You can later find out what type the value is, based on the type of your implementation class.

0
Pinko On

It is not really a good idea to do use generic types to store arbitrary data in a variable if you actually need to perform specific operations on it or need to know what exact data type the variable is currently storing.

You could do a few things to fix it. One idea: use inheritance for your class. I.e. define

public class StringCell extends Cell {
    public String val;

    public StringCell (String val) {
        this.val = val;
    }
    
    // getType() and getValue() function
    // some specific operations for StringCell
}

You could then make the parent class abstract and define a getType() and getValue() function. Since you are using different types, I would not store val in the parent class. Then, if you need specific functions on the data you implement it in the child classes (i.e. addIntCell(IntCell c2) and so on).

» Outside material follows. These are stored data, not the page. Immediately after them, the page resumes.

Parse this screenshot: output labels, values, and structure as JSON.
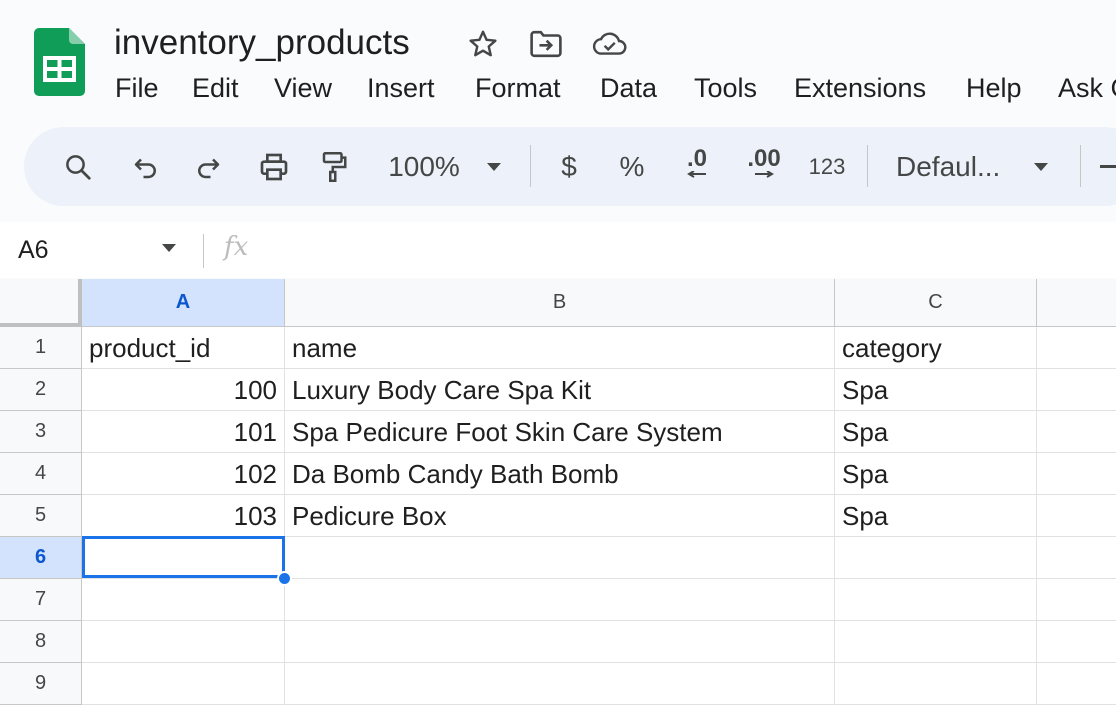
{
  "header": {
    "title": "inventory_products",
    "menus": [
      "File",
      "Edit",
      "View",
      "Insert",
      "Format",
      "Data",
      "Tools",
      "Extensions",
      "Help",
      "Ask G"
    ]
  },
  "toolbar": {
    "zoom": "100%",
    "currency": "$",
    "percent": "%",
    "decrease_decimal": ".0",
    "increase_decimal": ".00",
    "number_format": "123",
    "font": "Defaul..."
  },
  "formula_bar": {
    "cell_ref": "A6",
    "fx": "fx",
    "value": ""
  },
  "sheet": {
    "columns": [
      {
        "label": "A",
        "selected": true
      },
      {
        "label": "B",
        "selected": false
      },
      {
        "label": "C",
        "selected": false
      }
    ],
    "row_numbers": [
      "1",
      "2",
      "3",
      "4",
      "5",
      "6",
      "7",
      "8",
      "9"
    ],
    "active_row": "6",
    "rows": [
      [
        "product_id",
        "name",
        "category"
      ],
      [
        "100",
        "Luxury Body Care Spa Kit",
        "Spa"
      ],
      [
        "101",
        "Spa Pedicure Foot Skin Care System",
        "Spa"
      ],
      [
        "102",
        "Da Bomb Candy Bath Bomb",
        "Spa"
      ],
      [
        "103",
        "Pedicure Box",
        "Spa"
      ],
      [
        "",
        "",
        ""
      ],
      [
        "",
        "",
        ""
      ],
      [
        "",
        "",
        ""
      ],
      [
        "",
        "",
        ""
      ]
    ]
  },
  "colors": {
    "accent": "#1a73e8",
    "logo_green": "#0f9d58",
    "selection": "#d3e3fd"
  }
}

This approach lets you also handle arbitrary Strings for your String data. If you only do numeric operations you could also do a type conversion to e.g. BigDecimal (since it has high resolution) and then store another variable type. This can be a value from an Enum. Then, the functions to retrieve values can respect the type variable and get an output accordingly.

IMPORTANT: the output values must be generic/compatible. So even if you know that the variable is String-valued, you should be careful when this value can be retrieved from several sources (i.e. on another instance it yields an integer). So be careful about assumptions and stop for some sanity checks now and then. Specifically, the getValue function mentioned above needs to return the same data type for all subclasses.